How to IP filter a directory with NGINX

amiedema · February 20, 2021, 4:41am

In some cases, you may want to make a directory on your website accessible only to approved requesting IPs. A use case for this potentially is “information for your eyes only” - which can contain various sensitive information.

Here is how you can set this up in NGINX for a PHP/WordPress site.

Navigate to the site you want to make the update to in Cleavr. Go to Settings > PHP Configs.

Add the below code beneath the location / statement.

location ^~ /path/to/directory {  
  allow 1.2.3.4;  // IP to whitelist
  try_files $uri $uri/ /index.php?$query_string;
  deny all;
  error_page 403 =404 $scheme://$host/$some_page;
}

Update /path/to/directory to the directory path you want to lock down. Swap out 1.2.3.4. with the IP you wish to whitelist. Also, change out some_page with a location you want to send the user.

Click on Update at the bottom of the page.

Lastly, go to the Server > Services page and click on the NGINX refresh icon to refresh NGINX so that it picks up the changes.

What this does?

This will lock down the directory to only allow access to the designated IP address. If the defined IP is making the request, then they will be granted access to pass through. If not, then error_page 403 =404 $scheme://$host/$some_page; will redirect the user via a 404 response. This way the user does not see the default NGINX 403 error page - which is plane and also tells visitors that there is actually something there that they cannot see.

Things to be aware of

One thing to be aware of is that if your IP is being proxied, then NGINX will pick up the proxied IP instead of your whitelisted IP.

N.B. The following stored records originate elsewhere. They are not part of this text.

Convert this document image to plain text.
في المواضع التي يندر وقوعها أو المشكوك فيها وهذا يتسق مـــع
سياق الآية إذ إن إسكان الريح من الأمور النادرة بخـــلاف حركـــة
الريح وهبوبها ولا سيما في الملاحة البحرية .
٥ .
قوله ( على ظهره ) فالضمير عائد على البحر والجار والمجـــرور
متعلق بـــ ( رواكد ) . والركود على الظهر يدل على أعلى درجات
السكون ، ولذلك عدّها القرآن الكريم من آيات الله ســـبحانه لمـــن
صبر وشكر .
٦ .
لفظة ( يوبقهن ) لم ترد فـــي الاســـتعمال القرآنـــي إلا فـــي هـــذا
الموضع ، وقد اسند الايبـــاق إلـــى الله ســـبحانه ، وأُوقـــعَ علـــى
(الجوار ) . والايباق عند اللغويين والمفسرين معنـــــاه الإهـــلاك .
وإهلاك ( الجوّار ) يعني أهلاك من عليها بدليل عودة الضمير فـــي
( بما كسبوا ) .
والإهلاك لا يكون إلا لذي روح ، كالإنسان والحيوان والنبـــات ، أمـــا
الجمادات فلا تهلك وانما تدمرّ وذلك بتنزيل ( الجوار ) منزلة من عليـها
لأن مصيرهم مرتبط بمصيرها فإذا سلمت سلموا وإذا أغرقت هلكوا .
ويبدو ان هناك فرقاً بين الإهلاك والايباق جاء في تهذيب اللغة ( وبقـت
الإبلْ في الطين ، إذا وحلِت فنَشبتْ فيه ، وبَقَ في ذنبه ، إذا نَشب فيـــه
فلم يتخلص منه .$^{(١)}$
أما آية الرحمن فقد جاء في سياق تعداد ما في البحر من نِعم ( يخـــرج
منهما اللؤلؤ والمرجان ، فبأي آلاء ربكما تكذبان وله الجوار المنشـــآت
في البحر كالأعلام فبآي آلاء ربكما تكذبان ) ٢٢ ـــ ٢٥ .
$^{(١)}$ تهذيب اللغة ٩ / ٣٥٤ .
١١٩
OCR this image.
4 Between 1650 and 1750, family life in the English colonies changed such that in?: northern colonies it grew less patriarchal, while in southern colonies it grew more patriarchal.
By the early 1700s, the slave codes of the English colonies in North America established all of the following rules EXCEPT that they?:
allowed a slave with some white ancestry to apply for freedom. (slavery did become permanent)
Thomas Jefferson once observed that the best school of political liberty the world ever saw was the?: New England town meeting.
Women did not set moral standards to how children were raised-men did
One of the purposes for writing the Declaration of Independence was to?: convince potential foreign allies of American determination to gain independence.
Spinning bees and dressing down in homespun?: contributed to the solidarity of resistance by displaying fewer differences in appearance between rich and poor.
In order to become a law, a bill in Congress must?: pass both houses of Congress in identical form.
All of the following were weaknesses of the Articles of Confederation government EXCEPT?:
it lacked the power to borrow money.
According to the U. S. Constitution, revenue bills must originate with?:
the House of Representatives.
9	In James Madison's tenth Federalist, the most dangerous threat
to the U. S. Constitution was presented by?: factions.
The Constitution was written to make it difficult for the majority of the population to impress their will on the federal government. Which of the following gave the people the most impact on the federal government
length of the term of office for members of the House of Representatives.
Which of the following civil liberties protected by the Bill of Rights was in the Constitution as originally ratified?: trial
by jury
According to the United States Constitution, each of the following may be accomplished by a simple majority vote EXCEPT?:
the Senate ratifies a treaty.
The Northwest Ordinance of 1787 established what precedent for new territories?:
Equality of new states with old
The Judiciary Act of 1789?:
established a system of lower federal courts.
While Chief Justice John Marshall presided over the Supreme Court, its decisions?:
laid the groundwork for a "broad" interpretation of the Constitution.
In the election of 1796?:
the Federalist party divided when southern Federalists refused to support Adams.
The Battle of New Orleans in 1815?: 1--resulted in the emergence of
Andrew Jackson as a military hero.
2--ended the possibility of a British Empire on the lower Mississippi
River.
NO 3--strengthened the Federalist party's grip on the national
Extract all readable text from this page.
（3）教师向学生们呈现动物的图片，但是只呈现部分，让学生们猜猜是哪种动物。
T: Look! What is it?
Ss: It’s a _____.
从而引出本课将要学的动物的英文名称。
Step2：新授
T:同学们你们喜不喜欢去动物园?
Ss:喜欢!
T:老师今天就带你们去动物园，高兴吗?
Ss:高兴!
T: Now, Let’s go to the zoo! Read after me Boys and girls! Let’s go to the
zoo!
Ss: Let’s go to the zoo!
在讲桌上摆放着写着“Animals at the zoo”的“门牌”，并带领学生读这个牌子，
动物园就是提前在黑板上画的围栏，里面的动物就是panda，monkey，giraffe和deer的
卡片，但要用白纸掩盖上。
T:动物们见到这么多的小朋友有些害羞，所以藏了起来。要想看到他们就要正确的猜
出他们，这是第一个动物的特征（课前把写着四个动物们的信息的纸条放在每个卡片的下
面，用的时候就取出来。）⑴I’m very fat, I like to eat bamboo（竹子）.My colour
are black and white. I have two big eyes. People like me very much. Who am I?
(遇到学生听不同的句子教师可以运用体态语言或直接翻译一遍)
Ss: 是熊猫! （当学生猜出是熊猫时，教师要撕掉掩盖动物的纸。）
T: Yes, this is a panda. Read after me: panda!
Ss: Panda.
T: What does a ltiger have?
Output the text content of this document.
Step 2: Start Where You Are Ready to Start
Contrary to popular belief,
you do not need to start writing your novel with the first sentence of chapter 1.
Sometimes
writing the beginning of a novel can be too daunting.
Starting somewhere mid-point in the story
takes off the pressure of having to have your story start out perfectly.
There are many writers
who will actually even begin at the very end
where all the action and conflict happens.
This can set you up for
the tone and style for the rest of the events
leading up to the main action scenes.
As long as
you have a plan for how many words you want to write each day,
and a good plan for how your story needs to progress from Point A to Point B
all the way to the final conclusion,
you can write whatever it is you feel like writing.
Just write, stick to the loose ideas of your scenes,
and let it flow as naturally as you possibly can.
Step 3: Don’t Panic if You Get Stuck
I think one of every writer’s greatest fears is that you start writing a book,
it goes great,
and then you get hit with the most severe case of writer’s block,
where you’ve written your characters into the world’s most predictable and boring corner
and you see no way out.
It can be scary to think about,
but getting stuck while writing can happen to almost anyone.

For a real-life example, if you’re using Cloudflare to manage your sites domain AND are proxying the record, then NGINX will see Cloudflare’s IP. This will break the intended behavior.

Cloudflare Proxy

If you are using Cloudflare’s proxy features, then you can work around the proxy IP.

Cloudflare offers suggestions on how to restore original visitor IP and provides their IP ranges to use with NGINX’s real IP module. All you have to do is simply copy and paste into the site’s NGINX settings.

For example, expanding on the previous example, you’d adjust as follows:

set_real_ip_from 103.21.244.0/22;
set_real_ip_from 103.22.200.0/22;
set_real_ip_from 103.31.4.0/22;
set_real_ip_from 104.16.0.0/12;
set_real_ip_from 108.162.192.0/18;
set_real_ip_from 131.0.72.0/22;
set_real_ip_from 141.101.64.0/18;
set_real_ip_from 162.158.0.0/15;
set_real_ip_from 172.64.0.0/13;
set_real_ip_from 173.245.48.0/20;
set_real_ip_from 188.114.96.0/20;
set_real_ip_from 190.93.240.0/20;
set_real_ip_from 197.234.240.0/22;
set_real_ip_from 198.41.128.0/17;
set_real_ip_from 2400:cb00::/32;
set_real_ip_from 2606:4700::/32;
set_real_ip_from 2803:f800::/32;
set_real_ip_from 2405:b500::/32;
set_real_ip_from 2405:8100::/32;
set_real_ip_from 2c0f:f248::/32;
set_real_ip_from 2a06:98c0::/29;
#real_ip_header CF-Connecting-IP;
real_ip_header X-Forwarded-For;
real_ip_recursive on;

location /foo {
  allow 1.2.3.4;
  try_files $uri $uri/ /index.php?$query_string;
  deny all;
  error_page 403 =404 $scheme://$host/$remote_addr;
}

If you need this feature across multiple sites on the same server, you can add a new .conf file in /etc/nginx/conf.d with the above (excluding the location /foo section).